Dublin statistics: 2017

Outgoing procedure

Incoming procedure

 

Requests

Transfers

 

Requests

Transfers

Total

8,370

2,297

Total

6,113

885

Italy

4,231

981

Germany

2,932

417

Germany

1,380

631

France

1,429

53

France

581

168

Greece

338

101

Source: SEM, Asylum Statistics 2017.

The Dublin III Regulation is applied directly since 1 January 2014 according to a decision of the Federal Council of 18 December 2013.

 

Application of the Dublin criteria

According to the SEM, in 2017 Switzerland made a total of 8,370 requests for take charge or take back to other Member States, compared to 15,203 in 2016. They were based on the following criteria:

Outgoing Dublin requests by criterion: 2016-2017

Dublin III Regulation criterion

2016

2017

Family provisions: Articles 8-11

95

76

Documentation and entry: Articles 12-15

6,173

2,870

Dependency and humanitarian clause: Articles 16 and 17(2)

119

50

“Take back”: Article 18(1)(b)

7,481

4,202

“Take back”: Article 18(1)(c)

37

53

“Take back”: Article 18(1)(d)

1,278

1,116

“Take back”: Article 20(5)

20

3

Total outgoing requests

15,203

8,370

Source: SEM, Statistics provided by email, 18 January 2017; 12 January 2018.

The Federal Administrative Court clarified in 2015 that the presence of a family member or sibling in a pending asylum procedure in Switzerland qualifies as “legally present” for the purposes of Article 8(1) of the Dublin III Regulation.1 It also confirmed that Article 9 and 10 of the Dublin III Regulation are directly applicable, and that there is a reduced standard of proof to establish the competence of a Member State in the Dublin procedure.2

The family criteria in particular are generally applied narrowly. The SEM’s practice regarding the effective relationship and regarding the definition of family members in the Dublin III Regulation is strict. A few recent examples can illustrate this:

Concept of “spouses”: In one case, the SEM was of the opinion that the applicant could not derive anything in its favour on the basis of the spouse living in Switzerland, since a lasting relationship was required under the notion of spouses under Article 2(g) of the Dublin Regulation. In this context, Article 8 ECHR must be observed. In order to determine the actual relationship, various factors should be taken into account in the opinion of the SEM, in particular common housing, financial interdependence, the bonding of partners and the stability and duration of the relationship. The SEM concluded that the relationship could not be seen as a lasting relationship.

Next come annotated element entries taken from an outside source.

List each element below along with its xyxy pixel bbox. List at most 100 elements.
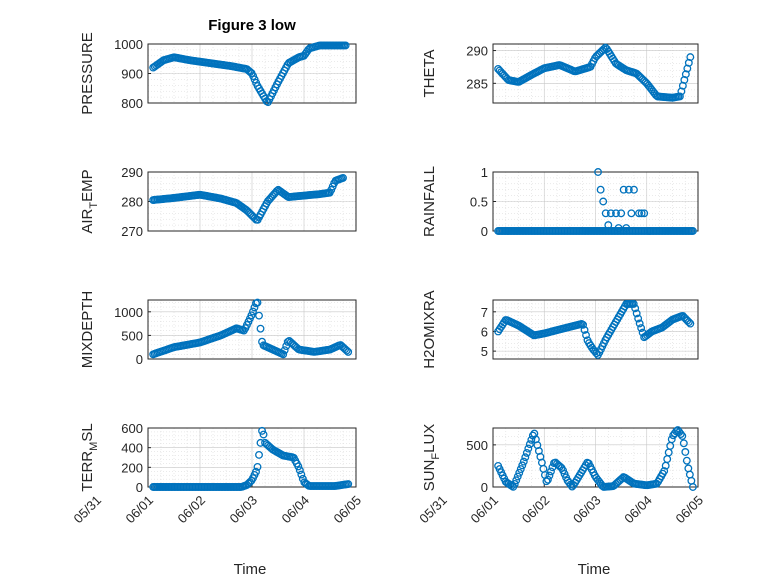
panel-rainfall: 0 0.5 1 RAINFALL <box>421 165 699 239</box>
x-tick-label: 06/04 <box>621 493 655 527</box>
data-point <box>640 209 649 218</box>
data-point <box>679 439 688 448</box>
data-point <box>627 209 636 218</box>
data-point <box>580 326 589 334</box>
figure-title: Figure 3 low <box>208 17 296 34</box>
data-point <box>582 331 590 340</box>
y-axis-label: MIXDEPTH <box>79 291 96 369</box>
y-tick-label: 1000 <box>114 37 143 52</box>
data-point <box>283 337 292 346</box>
axes-frame <box>147 299 357 360</box>
data-point <box>342 346 351 355</box>
data-point <box>645 227 654 235</box>
data-point <box>614 224 623 232</box>
y-tick-label: 290 <box>121 165 143 180</box>
y-tick-label: 200 <box>121 460 143 475</box>
x-tick-label: 06/03 <box>227 493 261 527</box>
data-point <box>344 480 353 488</box>
data-point <box>253 462 262 471</box>
data-point <box>624 185 633 194</box>
data-point <box>688 483 697 491</box>
y-tick-label: 285 <box>466 76 488 91</box>
y-axis-label: TERRMSL <box>79 423 100 491</box>
data-point <box>521 453 530 462</box>
y-tick-label: 0 <box>481 224 488 239</box>
data-point <box>664 448 673 457</box>
data-point <box>660 467 669 475</box>
data-point <box>686 319 695 328</box>
data-point <box>545 471 554 480</box>
data-point <box>279 350 288 359</box>
x-tick-label: 05/31 <box>416 493 450 527</box>
data-point <box>678 432 687 440</box>
data-point <box>622 224 631 232</box>
data-point <box>539 464 548 473</box>
y-tick-label: 1 <box>481 165 488 180</box>
data-point <box>637 209 646 218</box>
data-point <box>684 318 693 327</box>
data-point <box>666 441 675 450</box>
data-point <box>612 209 620 218</box>
y-tick-label: 5 <box>481 344 488 359</box>
x-tick-label: 06/05 <box>673 493 707 527</box>
y-tick-label: 500 <box>121 328 143 343</box>
y-tick-label: 400 <box>121 441 143 456</box>
y-axis-label: H2OMIXRA <box>421 290 438 368</box>
x-axis-label-left: Time <box>234 561 267 578</box>
x-tick-label: 06/02 <box>519 493 553 527</box>
data-point <box>663 455 672 464</box>
axes-frame <box>492 299 699 360</box>
data-point <box>255 450 263 459</box>
data-point <box>297 470 306 479</box>
data-point <box>594 168 603 176</box>
data-point <box>682 456 691 465</box>
data-point <box>247 311 256 320</box>
data-point <box>518 461 527 470</box>
data-point <box>635 319 644 328</box>
data-point <box>601 209 610 218</box>
y-tick-label: 600 <box>121 421 143 436</box>
data-point <box>512 476 521 485</box>
data-point <box>596 185 605 194</box>
x-tick-label: 06/01 <box>468 493 502 527</box>
data-point <box>684 464 693 473</box>
data-point <box>667 435 676 444</box>
data-point <box>527 435 536 444</box>
data-point <box>513 472 522 481</box>
y-tick-label: 1000 <box>114 305 143 320</box>
data-point <box>341 41 350 50</box>
x-tick-label: 06/05 <box>331 493 365 527</box>
x-axis-label-right: Time <box>578 561 611 578</box>
x-tick-label: 06/02 <box>175 493 209 527</box>
data-point <box>256 324 265 333</box>
data-point <box>676 430 685 438</box>
data-point <box>632 309 641 318</box>
data-point <box>547 467 555 476</box>
y-tick-label: 0.5 <box>470 195 488 210</box>
data-point <box>566 480 575 489</box>
y-axis-label: PRESSURE <box>79 32 96 115</box>
data-point <box>339 173 347 182</box>
data-point <box>599 197 608 206</box>
y-tick-label: 500 <box>466 438 488 453</box>
data-point <box>525 440 534 449</box>
y-axis-label: RAINFALL <box>421 166 438 237</box>
data-point <box>619 185 628 194</box>
data-point <box>688 227 697 235</box>
data-point <box>634 314 643 323</box>
y-tick-label: 7 <box>481 305 488 320</box>
data-point <box>686 53 695 62</box>
data-point <box>522 448 531 457</box>
panel-air_temp: 270 280 290 AIRTEMP <box>79 165 357 239</box>
y-tick-label: 0 <box>136 480 143 495</box>
panel-h2omixra: 5 6 7 H2OMIXRA <box>421 290 699 369</box>
y-tick-label: 0 <box>481 480 488 495</box>
data-point <box>344 347 353 356</box>
data-point <box>675 92 684 101</box>
panel-theta: 285 290 THETA <box>421 43 699 104</box>
data-point <box>253 298 262 307</box>
data-point <box>255 311 263 320</box>
y-tick-label: 800 <box>121 96 143 111</box>
data-point <box>606 209 615 218</box>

The TAF disagreed and stated that:

  • Asylum seekers can refer directly to Article 9 of the Dublin Regulation;

  • Article 2(g) of the Regulation, which defines family members, does not impose any further requirements for (formal) spouses, whereas a permanent relationship is required for unmarried partners;

  • Article 9 of the Regulation requires that the family member residing in Switzerland is entitled to stay in Switzerland in his or her capacity as a beneficiary of international protection. In addition to refugee status, international protection also includes protection status due to a serious threat to life and limb resulting from arbitrary violence in the context of armed conflict. This shall also include a temporary admission due to unreasonableness, which is justified by a precarious security situation.3

Best interests of the child: According to a doctor's report and information from the centre’s management, a woman was not capable of providing adequate care such as nourishment for the children. The family (2 siblings and the father, all resident in Switzerland) have taken care of the applicant and especially the children since their first day in Switzerland. Centre management stated that the loss of the family environment could endanger the welfare of the child. Nevertheless, the Federal Administrative Court confirmed the decision of the SEM to transfer the woman and her children to Italy.4

Siblings: Five adult siblings left Syria together and entered Switzerland via Greece and Croatia. Switzerland considered itself responsible for three siblings, and initiated a Dublin procedure for one man and one woman, despite their identical starting position. The Federal Administrative Court considers equality in terms of law in the sense of Article 8 of the Federal Constitution as violated.5

 

 

The dependent persons and discretionary clauses

In addition to the cases in which Switzerland must apply the sovereignty clause because the transfer to the responsible Dublin State would violate one of its international obligations, Article 29a(3) AO1 provides the possibility to apply the sovereignty clause on humanitarian grounds. Case-law has held that the sovereignty clause is not self-executing, which means that applicants can rely on the clause only in connection with another provision of national law.6 There are no general criteria publicly available in Switzerland on when the humanitarian clause or the sovereignty clause are implemented. The SEM is very reluctant to show in a transparent manner which criteria are decisive for using the sovereignty clause. The Federal Administrative Court’s competence to examine the SEM’s decision regarding humanitarian reasons is very limited, which leads to less jurisprudence and transparency on the issue. However, the Court sent some cases back to the SEM, because it had failed to examine whether or not to apply a discretionary clause (see section on Dublin: Appeal).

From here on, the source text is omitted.